State health commissioner Dr. Kristina Box got a little choked up during the governor’s weekly news conference telling a story about two elderly couples who have been vaccinated and just went out to dinner together to celebrate all the holidays they have missed at once: birthdays, anniversaries and Christmas.

“It really just brings tears to your eyes to know that people can go back now and do those things you want to do, be at your kid’s ballgames,” Box said. “That’s the message that we need to get out. This is how we get to where we need to be in the future.”

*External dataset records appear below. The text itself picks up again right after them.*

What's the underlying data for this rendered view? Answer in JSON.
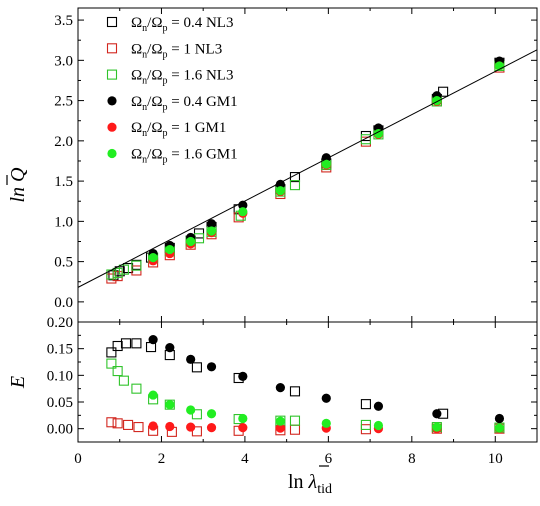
{
  "chart_data": [
    {
      "type": "scatter",
      "panel": "top",
      "ylabel": "ln Q̄",
      "ylim": [
        -0.25,
        3.65
      ],
      "yticks": [
        0.0,
        0.5,
        1.0,
        1.5,
        2.0,
        2.5,
        3.0,
        3.5
      ],
      "ytick_labels": [
        "0.0",
        "0.5",
        "1.0",
        "1.5",
        "2.0",
        "2.5",
        "3.0",
        "3.5"
      ],
      "xlim": [
        0,
        11
      ],
      "legend_placement": "top-left",
      "fit_line": {
        "x": [
          0,
          11
        ],
        "y": [
          0.18,
          3.13
        ]
      },
      "series": [
        {
          "name": "Ωn/Ωp = 0.4 NL3",
          "marker": "open-square",
          "color": "#000000",
          "x": [
            0.85,
            1.0,
            1.2,
            1.4,
            1.75,
            2.2,
            2.7,
            2.9,
            3.2,
            3.85,
            4.85,
            5.2,
            5.95,
            6.9,
            7.2,
            8.6,
            8.75,
            10.1
          ],
          "y": [
            0.33,
            0.38,
            0.42,
            0.46,
            0.55,
            0.67,
            0.76,
            0.85,
            0.93,
            1.15,
            1.4,
            1.55,
            1.72,
            2.06,
            2.13,
            2.52,
            2.61,
            2.97
          ]
        },
        {
          "name": "Ωn/Ωp = 1 NL3",
          "marker": "open-square",
          "color": "#d2261e",
          "x": [
            0.8,
            0.95,
            1.4,
            1.8,
            2.2,
            2.7,
            3.2,
            3.85,
            4.85,
            5.95,
            6.9,
            8.6,
            10.1
          ],
          "y": [
            0.29,
            0.32,
            0.39,
            0.49,
            0.58,
            0.71,
            0.84,
            1.05,
            1.34,
            1.67,
            1.99,
            2.49,
            2.91
          ]
        },
        {
          "name": "Ωn/Ωp = 1.6 NL3",
          "marker": "open-square",
          "color": "#2fc42a",
          "x": [
            0.8,
            0.95,
            1.1,
            1.4,
            1.8,
            2.2,
            2.7,
            2.9,
            3.2,
            3.9,
            4.85,
            5.2,
            5.95,
            6.9,
            7.2,
            8.6,
            10.1
          ],
          "y": [
            0.34,
            0.36,
            0.4,
            0.45,
            0.55,
            0.63,
            0.75,
            0.79,
            0.87,
            1.07,
            1.37,
            1.45,
            1.7,
            2.02,
            2.08,
            2.49,
            2.93
          ]
        },
        {
          "name": "Ωn/Ωp = 0.4 GM1",
          "marker": "filled-circle",
          "color": "#000000",
          "x": [
            1.8,
            2.2,
            2.7,
            3.2,
            3.95,
            4.85,
            5.95,
            7.2,
            8.6,
            10.1
          ],
          "y": [
            0.6,
            0.7,
            0.8,
            0.97,
            1.2,
            1.46,
            1.79,
            2.16,
            2.56,
            2.99
          ]
        },
        {
          "name": "Ωn/Ωp = 1 GM1",
          "marker": "filled-circle",
          "color": "#ff1a1a",
          "x": [
            1.8,
            2.2,
            2.7,
            3.2,
            3.95,
            4.85,
            5.95,
            7.2,
            8.6,
            10.1
          ],
          "y": [
            0.51,
            0.6,
            0.72,
            0.86,
            1.1,
            1.37,
            1.7,
            2.08,
            2.49,
            2.93
          ]
        },
        {
          "name": "Ωn/Ωp = 1.6 GM1",
          "marker": "filled-circle",
          "color": "#22ee22",
          "x": [
            1.8,
            2.2,
            2.7,
            3.2,
            3.95,
            4.85,
            5.95,
            7.2,
            8.6,
            10.1
          ],
          "y": [
            0.55,
            0.65,
            0.75,
            0.88,
            1.12,
            1.38,
            1.71,
            2.09,
            2.5,
            2.93
          ]
        }
      ]
    },
    {
      "type": "scatter",
      "panel": "bottom",
      "ylabel": "E",
      "xlabel": "ln λ̄",
      "xlabel_sub": "tid",
      "ylim": [
        -0.025,
        0.2
      ],
      "yticks": [
        0.0,
        0.05,
        0.1,
        0.15,
        0.2
      ],
      "ytick_labels": [
        "0.00",
        "0.05",
        "0.10",
        "0.15",
        "0.20"
      ],
      "xlim": [
        0,
        11
      ],
      "xticks": [
        0,
        2,
        4,
        6,
        8,
        10
      ],
      "xtick_labels": [
        "0",
        "2",
        "4",
        "6",
        "8",
        "10"
      ],
      "series": [
        {
          "name": "Ωn/Ωp = 0.4 NL3",
          "marker": "open-square",
          "color": "#000000",
          "x": [
            0.8,
            0.95,
            1.15,
            1.4,
            1.75,
            2.2,
            2.85,
            3.85,
            5.2,
            6.9,
            8.75
          ],
          "y": [
            0.143,
            0.155,
            0.16,
            0.16,
            0.153,
            0.138,
            0.115,
            0.095,
            0.07,
            0.046,
            0.028
          ]
        },
        {
          "name": "Ωn/Ωp = 1 NL3",
          "marker": "open-square",
          "color": "#d2261e",
          "x": [
            0.8,
            0.95,
            1.2,
            1.45,
            1.8,
            2.25,
            2.85,
            3.85,
            4.85,
            5.2,
            6.9,
            8.6,
            10.1
          ],
          "y": [
            0.012,
            0.01,
            0.007,
            0.003,
            -0.004,
            -0.006,
            -0.005,
            -0.004,
            -0.003,
            -0.002,
            -0.001,
            0.0,
            0.0
          ]
        },
        {
          "name": "Ωn/Ωp = 1.6 NL3",
          "marker": "open-square",
          "color": "#2fc42a",
          "x": [
            0.8,
            0.95,
            1.1,
            1.4,
            1.8,
            2.2,
            2.85,
            3.85,
            4.85,
            5.2,
            6.9,
            8.6,
            10.1
          ],
          "y": [
            0.122,
            0.108,
            0.09,
            0.075,
            0.055,
            0.045,
            0.027,
            0.018,
            0.015,
            0.015,
            0.007,
            0.003,
            0.002
          ]
        },
        {
          "name": "Ωn/Ωp = 0.4 GM1",
          "marker": "filled-circle",
          "color": "#000000",
          "x": [
            1.8,
            2.2,
            2.7,
            3.2,
            3.95,
            4.85,
            5.95,
            7.2,
            8.6,
            10.1
          ],
          "y": [
            0.167,
            0.152,
            0.13,
            0.116,
            0.098,
            0.077,
            0.057,
            0.042,
            0.028,
            0.019
          ]
        },
        {
          "name": "Ωn/Ωp = 1 GM1",
          "marker": "filled-circle",
          "color": "#ff1a1a",
          "x": [
            1.8,
            2.2,
            2.7,
            3.2,
            3.95,
            4.85,
            5.95,
            7.2,
            8.6,
            10.1
          ],
          "y": [
            0.005,
            0.004,
            0.003,
            0.002,
            0.002,
            0.001,
            0.001,
            0.0,
            0.0,
            0.0
          ]
        },
        {
          "name": "Ωn/Ωp = 1.6 GM1",
          "marker": "filled-circle",
          "color": "#22ee22",
          "x": [
            1.8,
            2.2,
            2.7,
            3.2,
            3.95,
            4.85,
            5.95,
            7.2,
            8.6,
            10.1
          ],
          "y": [
            0.063,
            0.045,
            0.035,
            0.028,
            0.019,
            0.014,
            0.01,
            0.006,
            0.003,
            0.001
          ]
        }
      ]
    }
  ],
  "legend": {
    "entries": [
      {
        "ratio": "0.4",
        "model": "NL3",
        "marker": "open-square",
        "color": "#000000"
      },
      {
        "ratio": "1",
        "model": "NL3",
        "marker": "open-square",
        "color": "#d2261e"
      },
      {
        "ratio": "1.6",
        "model": "NL3",
        "marker": "open-square",
        "color": "#2fc42a"
      },
      {
        "ratio": "0.4",
        "model": "GM1",
        "marker": "filled-circle",
        "color": "#000000"
      },
      {
        "ratio": "1",
        "model": "GM1",
        "marker": "filled-circle",
        "color": "#ff1a1a"
      },
      {
        "ratio": "1.6",
        "model": "GM1",
        "marker": "filled-circle",
        "color": "#22ee22"
      }
    ]
  }
}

For Gavin, he’s gone from seeing 15 patients daily with COVID to about four.

“It’s so refreshing to go in and see pancreatitis and to see the things I strangely miss seeing,” he said and laughed.

He wants to keep it that way, thanks to even younger, supposedly healthier adults getting their shots.

“I truly believe that this vaccination is making a difference,” Gavin said. “I truly feel that we have COVID on the ropes here and I think we continue to get vaccinated and we all work together, we can move past it.”

State health officials have opened up eligibility to pregnant women and said they plan to expand eligibility to people 40 and up soon.

Gov. Eric Holcomb said he will be giving a speech on 5:30 p.m. Tuesday to provide a roadmap to the future.